- Education: University of Oxford
- Known for: Condensed matter physics
- Scientific career
- Workplaces: University of Warwick
- Doctoral advisor: Mike Glazer

= Pamela Thomas =

British condensed matter physicist

Pamela Anne Thomas is a British condensed matter physicist, and former pro vice chancellor for research at the University of Warwick, where she leads the Ferroelectrics & Crystallography group. Her work focuses on the structure and related properties of ferroelectric, piezoelectric and nonlinear optical crystals, ceramics and thin-films. From September 2020 to April 2024, she served as the chief executive officer of the Faraday Institution, an organisation which advances energy storage science and technology.

== Education ==
Thomas studied at Physics at the University of Oxford. She completed her DPhil, 'Optical activity in crystals' at the University of Oxford in 1987 under Professor Mike Glazer.

== Career ==
In 1992, Thomas was awarded the Physical Crystallography Prize of the British Crystallographic Association.

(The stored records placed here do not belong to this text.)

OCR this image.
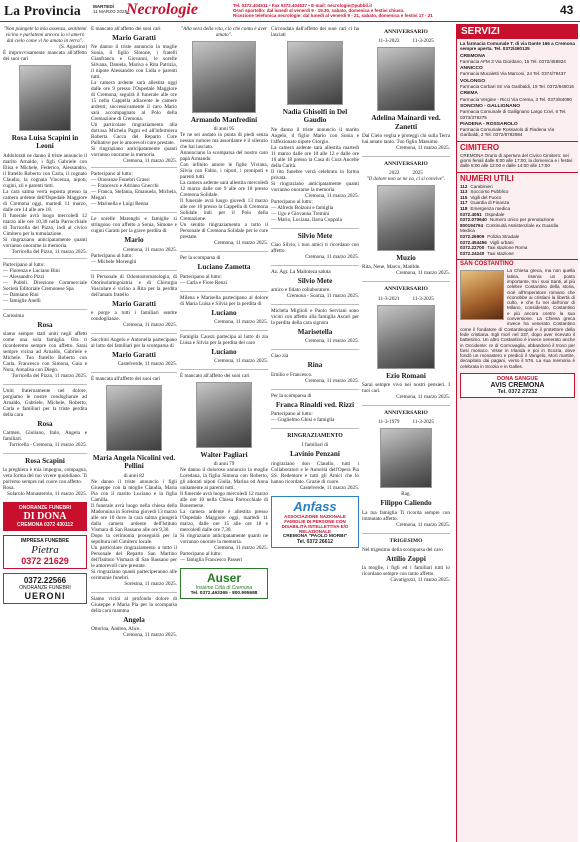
La Provincia	MARTEDÌ
11 MARZO 2025
Necrologie	Tel. 0372.404511 • Fax 0372.404537 • E-mail: necrologie@pubbli.it
Orari sportello: dal lunedì al venerdì 9 - 19.30, sabato, domenica e festivi chiuso.
Ricezione telefonica necrologie: dal lunedì al venerdì 9 - 21, sabato, domenica e festivi 17 - 21	43
"Non piangete la mia assenza, sentitemi vicino e parlatemi ancora io vi amerò dal cielo come vi ho amato in terra".
(S. Agostino)
È improvvisamente mancata all'affetto dei suoi cari
Rosa Luisa Scapini in Leoni
Addolorati ne danno il triste annuncio il marito Arnaldo, i figli Gabriele con Elisa e Michele, Federico, Alessandro, il fratello Roberto con Carla, il cognato Claudio, la cognata Vincenza, nipoti, cugini, zii e parenti tutti.
La cara salma verrà esposta presso la camera ardente dell'Ospedale Maggiore di Cremona oggi, martedì 11 marzo, dalle ore 14 alle ore 18.
Il funerale avrà luogo mercoledì 12 marzo alle ore 10,30 nella Parrocchiale di Torricella del Pizzo, indi al civico Cimitero per la tumulazione.
Si ringraziano anticipatamente quanti vorranno onorarne la memoria.
Torricella del Pizzo, 11 marzo 2025.
Partecipano al lutto:
— Fiorenza e Luciano Bini
— Alessandro Pizzi
— Pubbli. Direzione Commerciale Società Editoriale Cremonese Spa
— Damiano Rini
— famiglie Anelli
Carissima
Rosa
siamo sempre stati uniti negli affetti come una sola famiglia. Ora ti ricorderemo sempre con affetto. Sarai sempre vicina ad Arnaldo, Gabriele e Michele. Tuo fratello Roberto con Carla, Francesco con Simona, Gaia e Nora, Annalisa con Diego.
Torricella del Pizzo, 11 marzo 2025.
Uniti fraternamente nel dolore, porgiamo le nostre condoglianze ad Arnaldo, Gabriele, Michele, Roberto, Carla e familiari per la triste perdita della cara
Rosa
Carmen, Giuliano, Italo, Angela e familiari.
Torricella - Cremona, 11 marzo 2025.
Rosa Scapini
la preghiera è mia impegno, compagna, vera forma del tuo vivere quotidiano. Ti porremo sempre nel cuore con affetto.
Rosa.
Solarolo Monasterolo, 11 marzo 2025.
ONORANZE FUNEBRI
DI DONA
CREMONA 0372 430112
IMPRESA FUNEBRE
Pietra
0372 21629
0372.22566
ONORANZE FUNEBRI
UERONI
È mancato all'affetto dei suoi cari
Mario Garatti
Ne danno il triste annuncio la moglie Sonia, il figlio Simone, i fratelli Gianfranco e Giovanni, le sorelle Silvana, Daniela, Mariva e Rita Patrizia, il nipote Alessandro con Lidia e parenti tutti.
La camera ardente sarà allestita oggi dalle ore 9 presso l'Ospedale Maggiore di Cremona, seguirà il funerale alle ore 15 nella Cappella adiacente le camere ardenti; successivamente il caro Mario sarà accompagnato al Polo della Cremazione di Cremona.
Un particolare ringraziamento alla dott.ssa Michela Pagni ed all'infermiera Roberta Cacca del Reparto Cure Palliative per le amorevoli cure prestate.
Si ringraziano anticipatamente quanti vorranno onorarne la memoria.
Cremona, 11 marzo 2025.
Partecipano al lutto:
— Onoranze Funebri Grassi
— Francesco e Adriano Gnecchi
— Franca, Stefania, Emanuela, Michela, Megari
— Marinella e Luigi Benna
Le sorelle Marenghi e famiglie si stringono con affetto a Sonia, Simone e cugini Garatti per la grave perdita di
Mario
Cremona, 11 marzo 2025.
Partecipano al lutto:
— Michele Morenghi
Il Personale di Odontostomatologia, di Otorinolaringoiatria e di Chirurgia Vascolare è vicino a Rita per la perdita dell'amato fratello
Mario Garatti
e porge a tutti i familiari sentite condoglianze.
Cremona, 11 marzo 2025.
Sacchini Angelo e Antonella partecipano al lutto dei familiari per la scomparsa di
Mario Garatti
Castelverde, 11 marzo 2025.
È mancata all'affetto dei suoi cari
Maria Angela Nicolini ved. Pellini
di anni 82
Ne danno il triste annuncio i figli Giuseppe con la moglie Claudia, Maria Pia con il marito Luciano e la figlia Camilla.
Il funerale avrà luogo nella chiesa della Madonnina in Soresina giovedì 13 marzo alle ore 10 dove la cara salma giungerà dalla camera ardente dell'Istituto Vismara di San Bassano alle ore 9,30.
Dopo la cerimonia proseguirà per la sepoltura nel Cimitero locale.
Un particolare ringraziamento a tutto il Personale del Reparto San Martino dell'Istituto Vismara di San Bassano per le amorevoli cure prestate.
Si ringraziano quanti parteciperanno alle cerimonie funebri.
Soresina, 11 marzo 2025.
Siamo vicini al profondo dolore di Giuseppe e Maria Pia per la scomparsa della cara mamma
Angela
Ottorina, Andrea, Alice.
Cremona, 11 marzo 2025.
"Alla sera della vita, ciò che conta è aver amato".
Armando Manfredini
di anni 95
Te ne sei andato in punta di piedi senza nessun rumore ma assordante è il silenzio che hai lasciato.
Annunciano la scomparsa del nostro caro papà Armando.
Con infinito amore le figlie Viviana, Silvia con Fabio, i nipoti, i pronipoti e parenti tutti.
La camera ardente sarà allestita mercoledì 12 marzo dalle ore 9 alle ore 18 presso Cremona Solidale.
Il funerale avrà luogo giovedì 13 marzo alle ore 10 presso la Cappella di Cremona Solidale indi per il Polo della Cremazione.
Un sentito ringraziamento a tutto il Personale di Cremona Solidale per le cure prestate.
Cremona, 11 marzo 2025.
Per la scomparsa di
Luciano Zametta
Partecipano al lutto:
— Carla e Fiore Renzi
Milena e Marisella partecipano al dolore di Maria Luisa e Silvia per la perdita di
Luciano
Cremona, 11 marzo 2025.
Famiglia Causzi partecipa al lutto di zia Luisa e Silvia per la perdita del caro
Luciano
Cremona, 11 marzo 2025.
È mancato all'affetto dei suoi cari
Walter Pagliari
di anni 79
Ne danno il doloroso annuncio la moglie Loredana, la figlia Simona con Roberto, gli adorati nipoti Giulia, Marina ed Anna unitamente ai parenti tutti.
Il funerale avrà luogo mercoledì 12 marzo alle ore 10 nella Chiesa Parrocchiale di Bonemerse.
La camera ardente è allestita presso l'Ospedale Maggiore oggi, martedì 11 marzo, dalle ore 15 alle ore 18 e mercoledì dalle ore 7,30.
Si ringraziano anticipatamente quanti ne vorranno onorare la memoria.
Cremona, 11 marzo 2025.
Partecipano al lutto:
— famiglia Francesco Passeri
Auser
Insieme Città di Cremona
Tel. 0372.463365 - 800.995988
Circondata dall'affetto dei suoi cari ci ha lasciati
Nadia Ghisolfi in Del Gaudio
Ne danno il triste annuncio il marito Angelo, il figlio Mario con Sonia e l'affezionato nipote Giorgio.
La camera ardente sarà allestita martedì 11 marzo dalle ore 10 alle 12 e dalle ore 16 alle 18 presso la Casa di Cura Ancelle della Carità.
Il rito funebre verrà celebrato in forma privata.
Si ringraziano anticipatamente quanti vorranno onorarne la memoria.
Cremona, 11 marzo 2025.
Partecipano al lutto:
— Alfredo Bolzoni e famiglia
— Ugo e Giovanna Tremini
— Mario, Luciana, Ilaria Coppola
Silvio Mete
Ciao Silvio, i tuoi amici ti ricordano con affetto.
Cremona, 11 marzo 2025.
Az. Agr. La Malinteza saluta
Silvio Mete
amico e fidato collaboratore.
Cremona - Soarza, 11 marzo 2025.
Michela Migliolì e Paolo Serviani sono vicini con affetto alla famiglia Ascari per la perdita della cara signora
Marisetella
Cremona, 11 marzo 2025.
Ciao zia
Rina
Emilio e Francesco.
Cremona, 11 marzo 2025.
Per la scomparsa di
Franca Rinaldi ved. Rizzi
Partecipano al lutto:
— Guglielmo Ghisi e famiglia
RINGRAZIAMENTO
I familiari di
Lavinio Penzani
ringraziano don Claudio, tutti i Collaboratori e le Autorità dell'Opera Pia SS. Redentore e tutti gli Amici che lo hanno ricordato. Grazie di cuore.
Castelverde, 11 marzo 2025.
Anfass
ASSOCIAZIONE NAZIONALE FAMIGLIE DI PERSONE CON DISABILITÀ INTELLETTIVA E/O RELAZIONALE
CREMONA "PAOLO MORBI"
Tel. 0372 26612
ANNIVERSARIO
11-3-2022          11-3-2025
Adelina Mainardi ved. Zanetti
Dal Cielo veglia e proteggi chi sulla Terra hai amato tanto. Tuo figlio Massimo.
Cremona, 11 marzo 2025.
ANNIVERSARIO
2022          2025
"Il dolore non se ne va, ci si convive".
Muzio
Rita, Nene, Marco, Matilde.
Cremona, 11 marzo 2025.
ANNIVERSARIO
11-3-2021          11-3-2025
Ezio Romani
Sarai sempre vivo nei nostri pensieri. I tuoi cari.
Cremona, 11 marzo 2025.
ANNIVERSARIO
11-3-1979          11-3-2025
Rag.
Filippo Caliendo
La tua famiglia Ti ricorda sempre con immutato affetto.
Cremona, 11 marzo 2025.
TRIGESIMO
Nel trigesimo della scomparsa del caro
Attilio Zoppi
la moglie, i figli ed i familiari tutti lo ricordano sempre con tanto affetto.
Cavatigozzi, 11 marzo 2025.
SERVIZI
La farmacia Comunale T. di via Dante 166 a Cremona sempre aperta. Tel. 0372/460135
CREMONA
Farmacia AFM 3 Via Giordano, 15 Tel. 0372/458924
ANNICCO
Farmacia Mucaletti Via Marconi, 24 Tel. 0374/79437
VOLONGO
Farmacia Corbari Sri Via Garibaldi, 19 Tel. 0372/845016
CREMA
Farmacia Vergine - Ricci Via Crema, 3 Tel. 0373/84090
SONCINO - GALLIGNANO
Farmacia Comunale di Gallignano Largo Covi, 6 Tel. 0373/378275
PIADENA - ROSSAROLO
Farmacia Comunale Rossarolo di Piadena Via Garibaldi, 2 Tel. 0372/8792984
CIMITERO
CREMONA Orario di apertura del Civico Cimitero: nei giorni feriali dalle 8:00 alle 17:00, la domenica e i festivi dalle 8:00 alle 12:00 e dalle 14:00 alle 17:00
NUMERI UTILI
112 Carabinieri
113 Soccorso Pubblico
115 Vigili del Fuoco
117 Guardia di Finanza
118 Emergenza medica
0372.4051 Ospedale
0372.070640 Numero unico per prenotazione
800194764 Continuità Assistenziale ex Guardia Medica
0372.26909 Polizia Stradale
0372.454456 Vigili urbani
0372.22700 Taxi stazione Roma
0372.24240 Taxi stazione
SAN COSTANTINO
La Chiesa greca, ma non quella latina, riserva un posto importante, tra i suoi Santi, al più celebre Costantino della storia, cioè all'Imperatore romano che riconobbe ai cristiani la libertà di culto, e che fu nei dall'onor di Milano, considerato, Costantino e più ancora contro la sua conversione. La Chiesa greca invece ha venerato Costantino come il fondatore di Costantinopoli e il protettore della fede cristiana. Egli morì nel 337, dopo aver ricevuto il battesimo. Un altro Costantino è invece venerato anche in Occidente: re di Cornovaglia, abbandonò il trono per farsi monaco. Visse in Irlanda e poi in Scozia, dove fondò un monastero e predicò il Vangelo. Morì martire, decapitato dai pagani, verso il 576. La sua memoria è celebrata in Scozia e in Galles.
DONA SANGUE
AVIS CREMONA
Tel. 0372 27232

From 2009–2012, Thomas was the director of the Science City Research Alliance (SCRA) for the Universities of Birmingham and Warwick. SCRA was a collaboration between the University of Birmingham and the University of Warwick, intended to provide world-leading research and knowledge support across three major platforms: advanced materials, energy futures and translational medicine. Set up in Warwick & Birmingham, with support from the European Regional Development Fund and by Advantage West Midlands, it provided a £58 M investment in state-of-the-art equipment, housed in purpose-designed buildings with dedicated technical support and HEFCE funded (£10 M) research fellows.

In 2011, Thomas was appointed the chair of the Faculty of Science at the University of Warwick. Thomas was the Pro Vice Chancellor for Research at the University of Warwick, and served as a Pro Vice Chancellor from 2014 to 2021. She served as a trustee of the Faraday Institution before being appointed its chief executive in September 2020, and was previously on the board of the Alan Turing Institute where she represented the University of Warwick. Thomas chaired the UK's Open Research Data Task Force, which was established by Jo Johnson in 2016.